Refinance to a longer-term loan

  • If you need to lower your monthly payments, a longer-term loan can usually help you achieve this, but will increase the total interest you’ll pay over the life of the loan.

Pay discount points to reduce your interest rate

  • If you are likely going to be staying in your home for an extended period of time, it probably makes sense to pay discount points to reduce your interest rate. One discount point (which equals 1% of your loan amount) reduces your interest rate approximately 0.25%, reduces monthly payments and interest over the life of a fixed-rate loan, and may be tax deductible. (Consult your tax advisor)

Plan for an interest rate change in an adjustable-rate mortgage (ARM)
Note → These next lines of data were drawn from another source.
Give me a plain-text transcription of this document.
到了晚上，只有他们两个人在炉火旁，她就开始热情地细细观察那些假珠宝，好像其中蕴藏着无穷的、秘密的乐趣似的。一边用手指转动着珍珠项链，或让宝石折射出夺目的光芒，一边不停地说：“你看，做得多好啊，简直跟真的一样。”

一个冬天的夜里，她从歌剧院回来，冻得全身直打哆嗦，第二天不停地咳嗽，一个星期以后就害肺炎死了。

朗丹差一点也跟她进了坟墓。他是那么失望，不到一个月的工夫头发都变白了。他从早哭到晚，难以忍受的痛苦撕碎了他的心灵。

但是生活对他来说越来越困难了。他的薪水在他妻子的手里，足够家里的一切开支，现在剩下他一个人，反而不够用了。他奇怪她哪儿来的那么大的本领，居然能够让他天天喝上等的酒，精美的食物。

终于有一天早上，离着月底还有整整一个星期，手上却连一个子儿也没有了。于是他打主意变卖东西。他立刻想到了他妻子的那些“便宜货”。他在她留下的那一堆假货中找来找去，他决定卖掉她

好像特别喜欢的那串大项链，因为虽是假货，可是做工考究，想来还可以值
  • Adjustable rate mortgages have interest rates and payments that will change (increase or decrease) over time, based on the term and market rates at the time of adjustment.

Loan Application Criteria

When your loan application is complete, NewRate will review the following four components:

Income:

  • Do you have a steady source of income to make monthly payments?
  • Income can come from your primary job, a second job, and part-time jobs. It can also come from overtime, bonuses, and commissions.
  • Other sources of income may also be considered – including retirement, veteran’s benefits, disability payments, alimony, child support, rental income or investment income – provided they can be verified as reliable and likely to continue for at least three years.

Current debts and credit history:

  • Lenders examine your payment history before deciding to loan you money.
  • For example, do you pay your bills, loans, credit cards, and other debts on time?
  • A borrower’s credit history and credit score are also examined prior to a loan decision being made by your lender. It’s a good idea to check your credit history and correct any problems before applying. A NewRate representative can assist you in doing so.

Available Funds and Assets:

  • Do you have enough funds to pay closing costs?
  • You may use funds from a savings account, certificate of deposit (CD), investments, and from a retirement account.
  • You may also be able to use a gift from a relative, friend, employer, or not-for profit organization.
  • You will also likely have to demonstrate that you have additional funds in your accounts to cover several months of mortgage, tax, and insurance payments.

The Property:

  • What is the market value of your property?
  • NewRate will order a property appraisal to make sure your property’s value meets our underwriting requirements.